(Side note, again … I’m behind in posting … so some of this is written in the wrong tense, because it should have been posted like 3ish weeks ago.)
So we’re under contract for our first house.
It sold in 3 days, and the process has been only a little bit tumultuous.
Our realtor is great.
The realtor on the other side … not so great.
But, we’ve gotten through it.
The buyer’s realtor was not always consistent with her/their requests. (She has a whole team working on this and we were never quite sure which lady was in charge of which task?) So, now, everything is done through this scheduling app now, where she requests appointments and we can approve, deny, or suggest different times, etc. And after the whole house inspection, she kept trying to get in the house by just booking her own appointments. She can’t do that. There has to be a reason she wants in the house; and she must explicitly say what contractor or company is coming with her to inspect our house. Like, she can’t just request an appointment for the buyer to come back and marvel at the house she’s about to buy … unless she specifically states that’s her intention and we approve it. Our realtor had to deal with all of that and it came up a few times … this scheduling app should make things more efficient and seamless … except when grown-ups don’t use it properly. 😉
So, with the inspections, we weren’t sure what to expect. Whole house inspectors can be scrupulous or keep it surface level. We’ve done A LOT to this house; so, there wasn’t that much a buyer could legitimately ask for … but there is ALWAYS something. (Aren’t inspectors required to find something?? wink wink)
Anyway, there were one snafu that we did find humorous … Her whole house inspector couldn’t find the vent in the guest bedroom. He stated in his report that there was no heat in that room, so then the buyer came back and said it couldn’t be considered a bedroom and wanted an HVAC guy to come out and estimate costs to install HVAC. Umm, the vent is on the wall right next to the closet. I guess, there was a small cart in front of it, and he would have had to move that, so …? Anyway, we approved the HVAC guy. I moved the cart before he came (just in case …). He didn’t find any problems, at least not that the buyer told us about anyway. Just said that the air conditioner could be cleaned and the bushes cut back more to provide better circulation and space around the unit. Agreed. Totally reasonable. (but she didn’t ask us to do any of that.)
Other than that, most of the report was pretty basic. Her requests … well, let’s just say they were not what we would have asked for … but they were (for the most part) totally reasonable.
She asked for:
- Sellers to tear down the ivy attached to the house. We agreed to this. There is ivy on the chimney, which will just grow back this summer; but we’ll tear it down (or pay a friend’s kid to tear it down). Also pictured were these flowering vines in the back that grown on lattice … but apparently, her inspector didn’t know that it wasn’t ivy, nor that there was lattice behind it and reported that it was growing on the siding. Whatever, I’ll tear that down too (and it’ll just grow back this summer). These are technically just house maintenance items, typically not found on inspection request … but we just agreed to them anyway.

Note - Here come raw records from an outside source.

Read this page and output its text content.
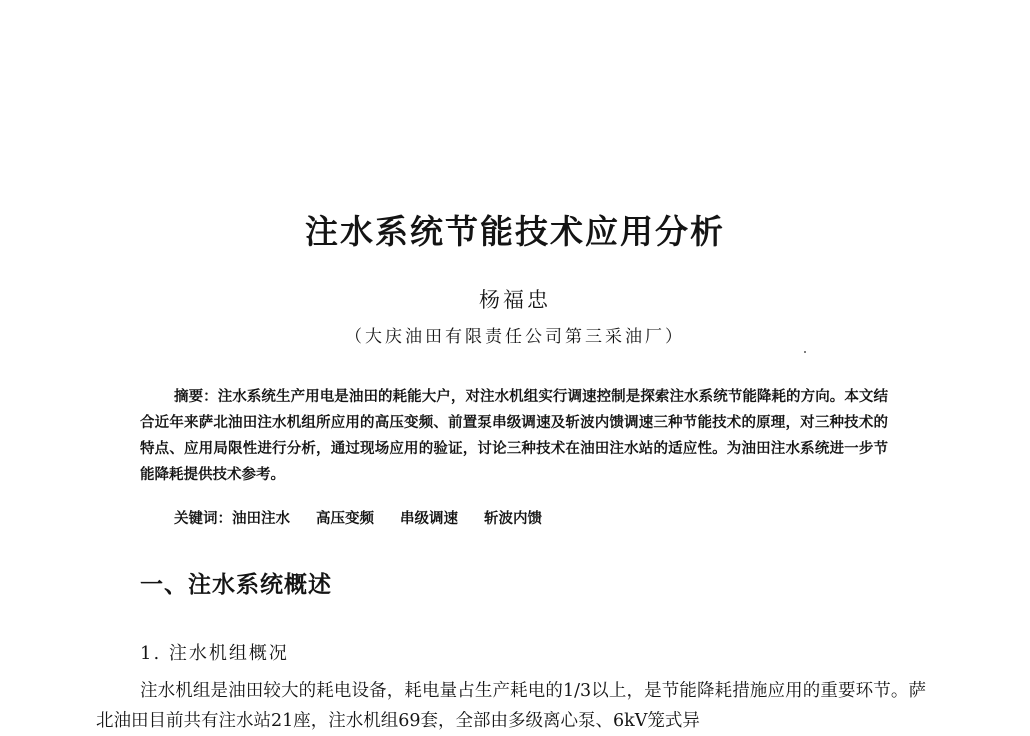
注水系统节能技术应用分析
杨福忠
（大庆油田有限责任公司第三采油厂）

摘要：注水系统生产用电是油田的耗能大户，对注水机组实行调速控制是探索注水系统节能降耗的方向。本文结合近年来萨北油田注水机组所应用的高压变频、前置泵串级调速及斩波内馈调速三种节能技术的原理，对三种技术的特点、应用局限性进行分析，通过现场应用的验证，讨论三种技术在油田注水站的适应性。为油田注水系统进一步节能降耗提供技术参考。

关键词：油田注水 高压变频 串级调速 斩波内馈
一、注水系统概述
1. 注水机组概况

注水机组是油田较大的耗电设备，耗电量占生产耗电的1/3以上，是节能降耗措施应用的重要环节。萨北油田目前共有注水站21座，注水机组69套，全部由多级离心泵、6kV笼式异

- Seller to repair temperature relief valve on H2O heater. This was a legitimate request and we paid a plumber to take care of it.
- Seller to install railing on stairs to basement. Again, a legitimate request, and we installed one.
- Seller to install GCFI outlets at all receptacles within 6’ of water supplies. I guess this would have been a legitimate request, if any of the outlets with 6’ of a water supply didn’t already have GFCI outlets installed? The kitchen, bathrooms, and outdoor outlets are already GCFI, and it was clearly stated on her inspection report. Hher inspector did recommend upgrading the garage and basement outlets, but those are necessary and she didn’t ask for that. So, we didn’t do anything with this request.
- Seller to present check (in a ridiculous amount) to buyer at closing for repairs of disintegrating windows. So, our windows are definitely in different levels of disarray. Some windows are painted and the pulley systems work just fine. Other windows don’t open very far, the pulley systems don’t work, the seals are disintegrated, the glazing is worn or gone … you get the idea. The windows are original (read: almost 100 years old). They still have that wavy glass in them that add to the character of the house. We can open all of the windows, but some of them need a stick to prop them up. They all have screens and storm windows that fit nicely. AND, the windows are something that you don’t need an inspector to give you feedback on – you can SEE them when you tour the house and make your offer. Also, the back windows in our house are newer and in complete working condition). So, we said no, and she said that she wanted something because the windows were “definitely a hazard and safety issue because of the missing pulleys and chipping paint.” (Don’t lick the windows, please!) So, we decided we didn’t want to actually DO anything to the windows … but we will buy the Oakwood-approved special clips that keep the windows open when the pulley system is broken, AND give her a check for a small, but reasonable amount to have the windows painted and/or repaired.
Anyway, it’s over now.
We’re all finished up.
And closing is happening next week!
And then we’ll be down to just ONE house.
And it will be glorious.
In the meantime, this house is a disaster – moving is messy, even when we’re trying to be organized about it.